Exercise Sweep Clear III

Recovering a 200-year-old cannon

The ship spent the first three weeks of 1958 training with the Harbor Defense Unit at Norfolk before she shifted southward to Charleston to participate in Atlantic Fleet amphibious exercises. During July and August of that year, Yazoo participated in Exercise Sweep Clear III, a NATO minesweeping exercise near Sydney, Nova Scotia. During the cruise—on 26 July 1958—the net layer visited Louisburg, Nova Scotia, and recovered a cannon from a French man-of-war that sank on 26 July 1758—two hundred years earlier!

Following her return to Charleston on 15 August, Yazoo took part in fleet service mine tests and trained foreign mine warfare officers in the Charleston vicinity. She spent the remainder of 1958 in operations out of Charleston and off the Virginia Capes.

Exercise Clear Sweep IV

Overhauled at the Charleston Naval Shipyard between February and May 1959, Yazoo conducted refresher training and then took part in Exercise Clear Sweep IV off Charleston. Among the ship's duties performed in that vicinity were conducting net training and type training, planting buoys, and laying practice mines for mine warfare schools.

During September 1959, Yazoo carried out sweep gear evaluation for the U.S. Bureau of Ships in the Charleston area before she returned to active operations as a minelaying and recovery unit during Fleet exercises off the Virginia Capes and at Onslow Bay, North Carolina.

Yazoo again took part in amphibious exercises at Onslow Bay in January 1960, before she carried out service mine tests out of Charleston that lasted into the spring. In July 1960, Yazoo received the battle efficiency competition award for the fiscal year 1960.

Operation Clear Sweep V

That autumn, Yazoo distinguished herself while participating in Operation Clear Sweep V off Nova Scotia. On 12 October, Yazoo received special praise for towing Hummingbird 35 miles to port after that minecraft had suffered a materiel casualty.

Three days later, on the 15th, when the Canadian escort maintenance ship HMCS Cape Scott suffered a casualty, Yazoo came to the rescue and towed the ship out of dangerous waters, saving her from almost certain grounding in the shoals of Shelburne Harbor.

After returning southward, Yazoo underwent a lengthy overhaul at Charleston from November 1960 to February 1961. She operated again with the Mine Force in the Caribbean from February to March 1961, taking part in Fleet amphibious warfare exercises before completing a service mine test off Charleston.

Underwater detonation exercises

That spring, she again participated in exercises off Charleston with Canadian minesweeping and minelaying units and then underwent harbor net training at Norfolk.
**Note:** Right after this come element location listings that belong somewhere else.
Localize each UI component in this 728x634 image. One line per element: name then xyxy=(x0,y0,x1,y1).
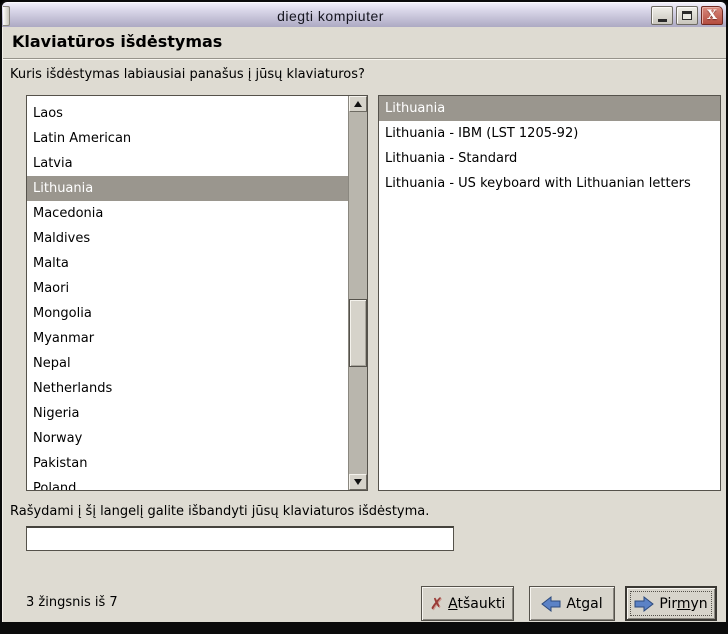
list-item-myanmar[interactable]: Myanmar xyxy=(27,326,348,351)
back-button-label: Atgal xyxy=(566,596,602,612)
list-item-laos[interactable]: Laos xyxy=(27,101,348,126)
list-item-norway[interactable]: Norway xyxy=(27,426,348,451)
list-item-poland-partial[interactable]: Poland xyxy=(27,476,348,490)
close-icon: X xyxy=(707,9,717,22)
cancel-button-label: Atšaukti xyxy=(448,596,505,612)
list-item-lithuania[interactable]: Lithuania xyxy=(379,96,720,121)
window-title: diegti kompiuter xyxy=(10,8,651,24)
forward-arrow-icon xyxy=(634,596,654,612)
scroll-up-button[interactable] xyxy=(349,96,367,112)
list-item-maldives[interactable]: Maldives xyxy=(27,226,348,251)
minimize-button[interactable] xyxy=(651,6,673,25)
maximize-button[interactable] xyxy=(676,6,698,25)
heading-separator xyxy=(3,58,726,60)
list-item-latvia[interactable]: Latvia xyxy=(27,151,348,176)
list-item-lithuania-us-keyboard-with-lithuanian-letters[interactable]: Lithuania - US keyboard with Lithuanian … xyxy=(379,171,720,196)
list-item-lithuania-ibm-lst-1205-92[interactable]: Lithuania - IBM (LST 1205-92) xyxy=(379,121,720,146)
question-label: Kuris išdėstymas labiausiai panašus į jū… xyxy=(10,67,365,82)
forward-button-label: Pirmyn xyxy=(659,596,707,612)
scroll-down-icon xyxy=(354,479,362,485)
installer-window: diegti kompiuter X Klaviatūros išdėstyma… xyxy=(0,0,728,634)
list-item-pakistan[interactable]: Pakistan xyxy=(27,451,348,476)
keyboard-test-label: Rašydami į šį langelį galite išbandyti j… xyxy=(10,504,429,519)
cancel-x-icon: ✗ xyxy=(430,596,443,612)
forward-button[interactable]: Pirmyn xyxy=(625,586,717,621)
maximize-icon xyxy=(682,11,692,20)
scroll-down-button[interactable] xyxy=(349,474,367,490)
list-item-latin-american[interactable]: Latin American xyxy=(27,126,348,151)
list-item-nepal[interactable]: Nepal xyxy=(27,351,348,376)
scroll-up-icon xyxy=(354,101,362,107)
page-title: Klaviatūros išdėstymas xyxy=(12,32,222,51)
keyboard-test-input[interactable] xyxy=(26,526,454,551)
client-area: Klaviatūros išdėstymas Kuris išdėstymas … xyxy=(2,27,726,622)
close-button[interactable]: X xyxy=(701,6,723,25)
window-menu-icon[interactable] xyxy=(3,6,10,26)
list-item-mongolia[interactable]: Mongolia xyxy=(27,301,348,326)
window-controls: X xyxy=(651,6,723,25)
list-item-lithuania[interactable]: Lithuania xyxy=(27,176,348,201)
titlebar[interactable]: diegti kompiuter X xyxy=(2,2,726,28)
back-button[interactable]: Atgal xyxy=(529,586,615,621)
list-item-malta[interactable]: Malta xyxy=(27,251,348,276)
variant-list: LithuaniaLithuania - IBM (LST 1205-92)Li… xyxy=(378,95,721,491)
list-item-netherlands[interactable]: Netherlands xyxy=(27,376,348,401)
scrollbar-trough[interactable] xyxy=(349,112,367,474)
country-list-rows: Kyrgyzstan LaosLatin AmericanLatviaLithu… xyxy=(27,96,348,490)
back-arrow-icon xyxy=(541,596,561,612)
country-list-scrollbar[interactable] xyxy=(348,96,367,490)
list-item-lithuania-standard[interactable]: Lithuania - Standard xyxy=(379,146,720,171)
list-item-maori[interactable]: Maori xyxy=(27,276,348,301)
minimize-icon xyxy=(658,19,667,22)
list-item-macedonia[interactable]: Macedonia xyxy=(27,201,348,226)
scrollbar-thumb[interactable] xyxy=(349,299,367,367)
cancel-button[interactable]: ✗ Atšaukti xyxy=(421,586,514,621)
step-status: 3 žingsnis iš 7 xyxy=(26,595,118,610)
list-item-nigeria[interactable]: Nigeria xyxy=(27,401,348,426)
variant-list-rows: LithuaniaLithuania - IBM (LST 1205-92)Li… xyxy=(379,96,720,196)
country-list: Kyrgyzstan LaosLatin AmericanLatviaLithu… xyxy=(26,95,368,491)
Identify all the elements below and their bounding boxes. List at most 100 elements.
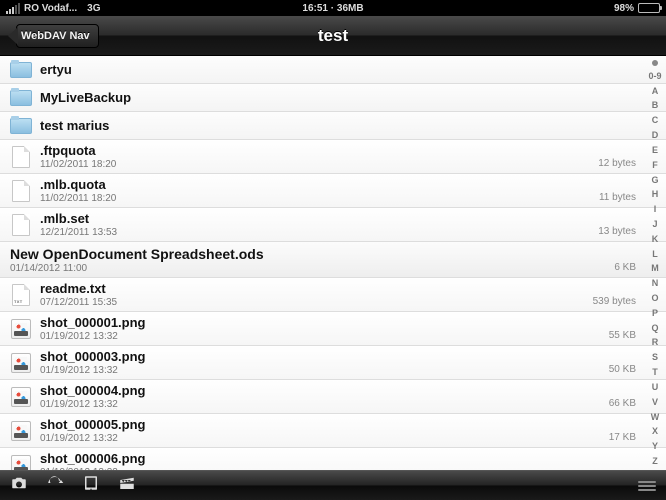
image-file-icon [11, 421, 31, 441]
status-bar: RO Vodaf... 3G 16:51 · 36MB 98% [0, 0, 666, 16]
folder-icon [10, 62, 32, 78]
file-icon [12, 214, 30, 236]
battery-percent: 98% [614, 3, 634, 14]
index-letter[interactable]: Y [652, 442, 658, 451]
file-date: 01/19/2012 13:32 [40, 467, 636, 470]
network-label: 3G [87, 3, 100, 14]
camera-icon[interactable] [10, 474, 28, 497]
file-date: 07/12/2011 15:35 [40, 297, 593, 308]
file-row[interactable]: shot_000001.png 01/19/2012 13:32 55 KB [0, 312, 666, 346]
file-size: 50 KB [609, 364, 642, 375]
file-name: readme.txt [40, 281, 593, 296]
folder-row[interactable]: MyLiveBackup [0, 84, 666, 112]
file-row[interactable]: TXT readme.txt 07/12/2011 15:35 539 byte… [0, 278, 666, 312]
grip-icon[interactable] [638, 481, 656, 491]
file-date: 12/21/2011 13:53 [40, 227, 598, 238]
file-row[interactable]: shot_000004.png 01/19/2012 13:32 66 KB [0, 380, 666, 414]
file-size: 66 KB [609, 398, 642, 409]
index-letter[interactable]: D [652, 131, 659, 140]
file-date: 11/02/2011 18:20 [40, 193, 599, 204]
file-size: 11 bytes [599, 192, 642, 203]
folder-name: MyLiveBackup [40, 90, 642, 105]
file-name: .ftpquota [40, 143, 598, 158]
folder-row[interactable]: test marius [0, 112, 666, 140]
file-icon [12, 180, 30, 202]
file-size: 55 KB [609, 330, 642, 341]
index-dot-icon[interactable] [652, 60, 658, 66]
folder-name: ertyu [40, 62, 642, 77]
folder-icon [10, 118, 32, 134]
index-letter[interactable]: C [652, 116, 659, 125]
index-letter[interactable]: Z [652, 457, 658, 466]
file-row[interactable]: .ftpquota 11/02/2011 18:20 12 bytes [0, 140, 666, 174]
clapper-icon[interactable] [118, 474, 136, 497]
bottom-toolbar [0, 470, 666, 500]
index-letter[interactable]: N [652, 279, 659, 288]
index-letter[interactable]: L [652, 250, 658, 259]
index-letter[interactable]: H [652, 190, 659, 199]
ipad-icon[interactable] [82, 474, 100, 497]
file-date: 01/14/2012 11:00 [10, 263, 614, 274]
image-file-icon [11, 319, 31, 339]
index-letter[interactable]: I [654, 205, 657, 214]
file-row[interactable]: shot_000005.png 01/19/2012 13:32 17 KB [0, 414, 666, 448]
file-date: 01/19/2012 13:32 [40, 433, 609, 444]
file-size: 13 bytes [598, 226, 642, 237]
file-name: New OpenDocument Spreadsheet.ods [10, 246, 614, 262]
file-row[interactable]: .mlb.set 12/21/2011 13:53 13 bytes [0, 208, 666, 242]
index-letter[interactable]: K [652, 235, 659, 244]
index-letter[interactable]: X [652, 427, 658, 436]
index-letter[interactable]: F [652, 161, 658, 170]
file-size: 17 KB [609, 432, 642, 443]
index-letter[interactable]: G [651, 176, 658, 185]
file-name: .mlb.quota [40, 177, 599, 192]
file-date: 01/19/2012 13:32 [40, 331, 609, 342]
folder-name: test marius [40, 118, 642, 133]
file-row[interactable]: shot_000006.png 01/19/2012 13:32 [0, 448, 666, 470]
index-letter[interactable]: A [652, 87, 659, 96]
index-letter[interactable]: T [652, 368, 658, 377]
index-letter[interactable]: 0-9 [648, 72, 661, 81]
battery-icon [638, 3, 660, 13]
text-file-icon: TXT [12, 284, 30, 306]
file-name: shot_000005.png [40, 417, 609, 432]
index-letter[interactable]: O [651, 294, 658, 303]
section-index-bar[interactable]: 0-9 ABCDEFGHIJKLMNOPQRSTUVWXYZ [646, 58, 664, 468]
back-button[interactable]: WebDAV Nav [16, 24, 99, 48]
carrier-label: RO Vodaf... [24, 3, 77, 14]
index-letter[interactable]: S [652, 353, 658, 362]
file-size: 12 bytes [598, 158, 642, 169]
index-letter[interactable]: M [651, 264, 659, 273]
file-row[interactable]: .mlb.quota 11/02/2011 18:20 11 bytes [0, 174, 666, 208]
index-letter[interactable]: J [652, 220, 657, 229]
file-name: shot_000003.png [40, 349, 609, 364]
index-letter[interactable]: B [652, 101, 659, 110]
file-name: shot_000004.png [40, 383, 609, 398]
index-letter[interactable]: W [651, 413, 660, 422]
index-letter[interactable]: R [652, 338, 659, 347]
file-list-container: ertyu MyLiveBackup test marius .ftpquota… [0, 56, 666, 470]
file-date: 01/19/2012 13:32 [40, 365, 609, 376]
image-file-icon [11, 387, 31, 407]
image-file-icon [11, 353, 31, 373]
index-letter[interactable]: P [652, 309, 658, 318]
file-date: 01/19/2012 13:32 [40, 399, 609, 410]
file-size: 539 bytes [593, 296, 642, 307]
page-title: test [0, 26, 666, 46]
featured-row[interactable]: New OpenDocument Spreadsheet.ods 01/14/2… [0, 242, 666, 278]
file-name: shot_000001.png [40, 315, 609, 330]
refresh-icon[interactable] [46, 474, 64, 497]
index-letter[interactable]: U [652, 383, 659, 392]
file-list[interactable]: ertyu MyLiveBackup test marius .ftpquota… [0, 56, 666, 470]
back-button-label: WebDAV Nav [21, 30, 90, 42]
image-file-icon [11, 455, 31, 471]
folder-row[interactable]: ertyu [0, 56, 666, 84]
folder-icon [10, 90, 32, 106]
signal-icon [6, 3, 20, 14]
index-letter[interactable]: V [652, 398, 658, 407]
file-date: 11/02/2011 18:20 [40, 159, 598, 170]
index-letter[interactable]: E [652, 146, 658, 155]
index-letter[interactable]: Q [651, 324, 658, 333]
file-row[interactable]: shot_000003.png 01/19/2012 13:32 50 KB [0, 346, 666, 380]
file-name: .mlb.set [40, 211, 598, 226]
In July, Yazoo cruised off the coast of Maine, detonating underwater explosions under the auspices of the Office of Naval Research for the Carnegie Institute of Washington, D.C., and received commendations for a job well done from both agencies.

Yazoo underwent repairs at Charleston from late July 1961 into September, before she resumed her schedule of mining exercises and net training out of Charleston and Norfolk.

Post-service inactivation

After a year of such duty, she was decommissioned on 28 August 1962. Assigned to the Norfolk group of the Atlantic Reserve Fleet, Yazoo was struck from the Navy List on 1 July 1963 and transferred to the U.S. Maritime Administration (MarAd) for lay up in the James River. She remained in MarAd custody until sometime between 1973 and 1975.